Epuisé, les yeux un peu rouges, je regarde une foule immense se dandiner aux sons de cette musique plutôt répétitive basée sur des phénomènes systématiques de crescendo très basiques et très prévisibles, et me demande soudainement l’intérêt d’un tel spectacle : des musiciens humains anonymes qui remplacent maladroitement des machines, et un créateur qui donne en spectacle l’inutilité de sa présence. Il me semble atteindre le point culminant du non-sens artistique, et je m’endors.

J’aime toujours la variété. Le goût pour le cliché, les bons sentiments, les émotions faciles, les rêves redondants, les clichés sirupeux ou faussement rebelles m’assaillent toujours, et même si je me pique aussi d’un certain clientélisme, les propositions artistiques les plus populaires - et donc souvent les plus consensuelles - m’émeuvent toujours facilement. Je n’en ai ni honte, ni fierté : c’est comme ça, voilà tout. Je ne vois que peu de raisons objectives à bouder ce plaisir, et je le répète. Mais bon, il faut aussi savoir le dire : si la variété n’est souvent qu’un mensonge intrinsèque, le spectacle vivant, lui, ne se prête que rarement à la menterie.
Il en est ainsi avec la plupart des fantasmes pailletés : sitôt qu’ils traversent la ligne fatale qui sépare le rêve de la réalité, ils perdent immanquablement leur pouvoir et atterrissent dans notre monde de chair et de sang comme autant de glaviots crachés d’une bouche laide.

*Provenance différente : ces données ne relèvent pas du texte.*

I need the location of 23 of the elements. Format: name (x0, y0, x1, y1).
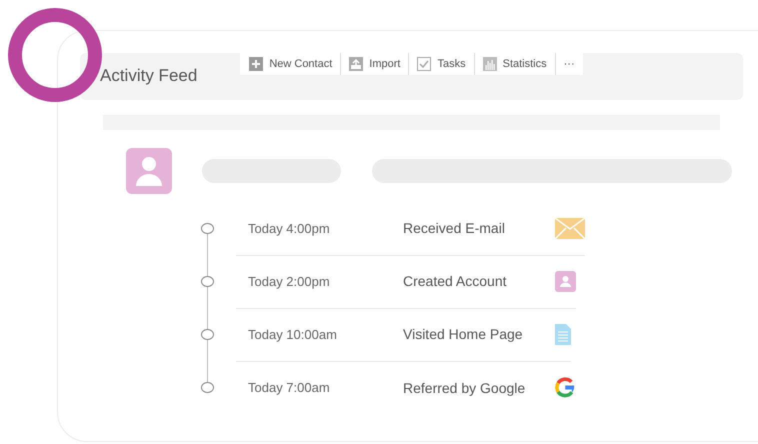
event-label: Received E-mail (403, 220, 506, 236)
event-time: Today 10:00am (247, 326, 338, 342)
google-g-icon (555, 377, 576, 398)
event-time: Today 4:00pm (247, 220, 331, 236)
ring-icon (8, 8, 102, 102)
timeline-dot (201, 276, 214, 287)
timeline-dot (201, 223, 214, 234)
timeline-dot (201, 382, 214, 393)
page-title: Activity Feed (99, 66, 198, 87)
event-label: Visited Home Page (403, 326, 524, 342)
checkbox-icon (417, 57, 432, 71)
timeline-dot (201, 329, 214, 340)
bar-chart-icon (482, 57, 497, 71)
event-label: Referred by Google (403, 380, 526, 396)
envelope-icon (555, 218, 585, 238)
event-label: Created Account (403, 273, 508, 289)
plus-icon (249, 57, 264, 71)
person-icon (555, 270, 576, 292)
person-icon (135, 156, 163, 186)
upload-icon (349, 57, 364, 71)
event-time: Today 2:00pm (247, 274, 331, 288)
event-time: Today 7:00am (247, 380, 331, 395)
document-icon (555, 324, 571, 344)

Demain matin, radios, networks et clips-TV délivreront à nouveau, inébranlables, leur lot de produits musicaux et je serai là pour m’en satisfaire. Et qu’on se le dise, cela ne m’empêchera pas pour autant de choisir de chanter « Satellite Of Love » sous ma douche, ou de siffloter « Fake Tales Of San Francisco » au volant de ma voiture. (Ou « Gimme Gimme, Gimme, Gimme More »…).